Negotiations are now underway on solutions for persistent pension fund deficits, so these questions are topical. The main problem, of course, is persistent high unemployment.
FR:
Why the high unemployment? Is it because investors can find a higher profit investing and requiring smaller portions of or no labor? This is precisely what is plaguing the US. In the end, it is not a zero sum game. Labor is sidelined for profit taking as related to capital.
Costs as associated to Labor (which I would call overhead) are also lower in Asia; but, the low overhead costs come at what expense to the overall country and population? I find it difficult to believe the costs are so much higher in France as compared to Germany.
It is interesting the only solution t retirement costs is to cut the benefit or raise the age rather than look at employment and profits raised solely from capital investment.
Sorry for the snippets of info. I am on the run.
I don’t know much (anything) about France or Germany, but I “think” what you are seeing there is “social democracy” under attack. As long as the rich, or even “the taxpayers,” think they are paying for workers’ retirements they will be under attack.
In America where the workers pay for their own retirement… Social Security is STILL under attack because “the rich” or “the taxpayers” THINK (courtesy of Peterson’s Billion Dollar Lie) they are “paying for” them.
Which is why I keep trying to get the workers to understand that they are paying for their own retirement, and it won’t cost them much to pay the little more it will take to cover their longer life expectancy… in fact, it won’t “cost” them anything… merely shift the day they get to spend the money from “today” to some day in the future when they are really really going to need it.
And yes, they get “interest” for the time value of their money.
Interesting read from the EPI http://www.epi.org/blog/tax-policy-curb-income-inequality-growth/ “Tax Policy Curbing Income Inequality Growth.”

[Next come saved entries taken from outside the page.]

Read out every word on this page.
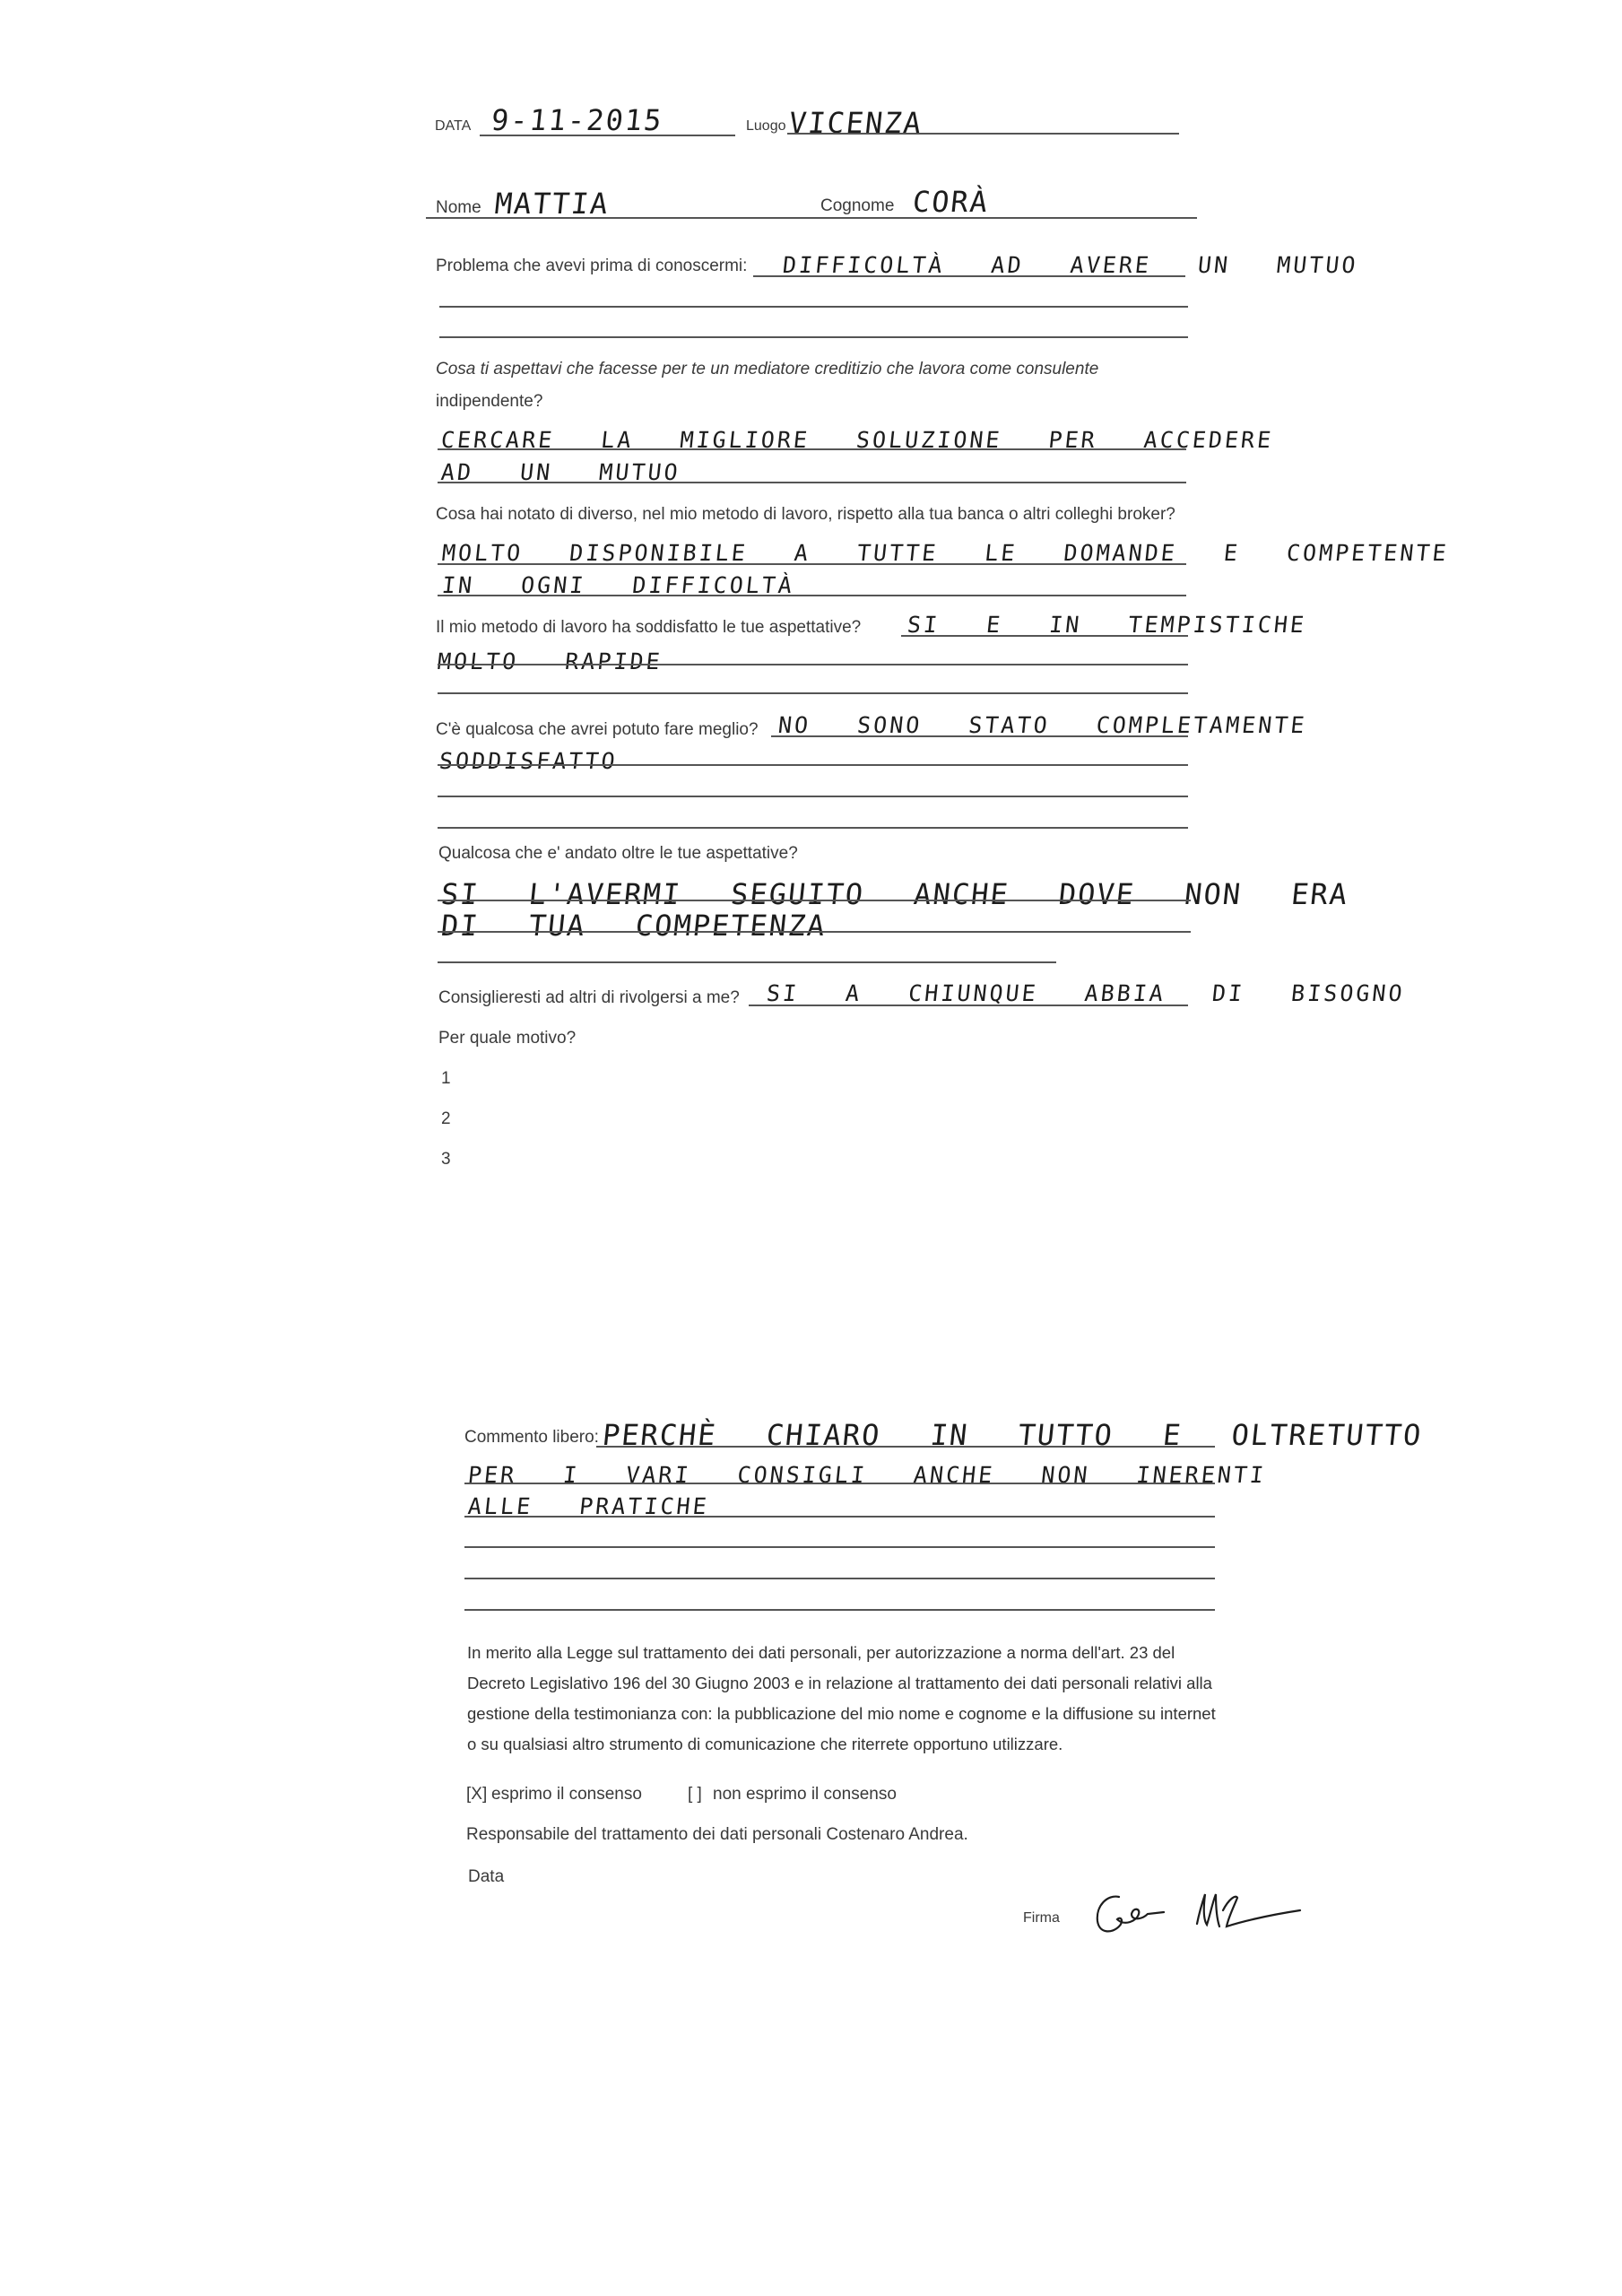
DATA 9-11-2015	Luogo VICENZA
Nome MATTIA	Cognome CORÀ
Problema che avevi prima di conoscermi: DIFFICOLTÀ AD AVERE UN MUTUO
Cosa ti aspettavi che facesse per te un mediatore creditizio che lavora come consulente
indipendente?
CERCARE LA MIGLIORE SOLUZIONE PER ACCEDERE
AD UN MUTUO
Cosa hai notato di diverso, nel mio metodo di lavoro, rispetto alla tua banca o altri colleghi broker?
MOLTO DISPONIBILE A TUTTE LE DOMANDE E COMPETENTE
IN OGNI DIFFICOLTÀ
Il mio metodo di lavoro ha soddisfatto le tue aspettative? SI E IN TEMPISTICHE
MOLTO RAPIDE
C'è qualcosa che avrei potuto fare meglio? NO SONO STATO COMPLETAMENTE
SODDISFATTO
Qualcosa che e' andato oltre le tue aspettative?
SI L'AVERMI SEGUITO ANCHE DOVE NON ERA
DI TUA COMPETENZA
Consiglieresti ad altri di rivolgersi a me? SI A CHIUNQUE ABBIA DI BISOGNO
Per quale motivo?
1
2
3
Commento libero: PERCHÈ CHIARO IN TUTTO E OLTRETUTTO
PER I VARI CONSIGLI ANCHE NON INERENTI
ALLE PRATICHE
In merito alla Legge sul trattamento dei dati personali, per autorizzazione a norma dell'art. 23 del Decreto Legislativo 196 del 30 Giugno 2003 e in relazione al trattamento dei dati personali relativi alla gestione della testimonianza con: la pubblicazione del mio nome e cognome e la diffusione su internet o su qualsiasi altro strumento di comunicazione che riterrete opportuno utilizzare.
[X] esprimo il consenso	[ ] non esprimo il consenso
Responsabile del trattamento dei dati personali Costenaro Andrea.
Data
Firma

“the shift in market-based incomes, particularly capital income’s rise as a share of total income, is driving income inequality growth. Tax policy changes have exacerbated post-tax, post-transfer income inequality by less than one might reasonably suspect, and there are practical limits to how much increased redistribution can push back against strong market trends (though we should be pushing harder). Meaningfully curbing income inequality growth necessitates reducing the market income share accumulating to upper-income households.”
Certainly Labor is not the cause of higher expenses and the loss of economic growth.
And brute force tax transfers are not the answer to income inequality.
Laws that make it harder for companies to break unioins, and laws that aggressively limit business models that amount to fraud, would be a good place to start.
But you don’t want to scare the “honest rich” into voting for the Republicans.
Coberly:
Instead of implying something not said, why not take a few minutes and read the article?
Run
how about we stop being nasty to each other and try to have a normal conversation. i don’t follow links mostly because they are usually worthless, i don’t have time, and I sincerely believe that if you have something important or interesting to say you can say it in a few words without sending me to the library.
in a normal conversation people often have short term misunderstanding, easily corrected by , “no, what i meant was…”
you should practice this with your friends. then you can try it out on blogs.
sorry i can’t find a citation to prove what i just said.
but also, i meant what i said in my comment, and would have meant it whatever your comment citation said.
you see, i really don’t have to read Das Capital to have an opinion about communism good enough for a blog.
besides, i have a sneaking suspicion i understood what you said better than you understood what i said.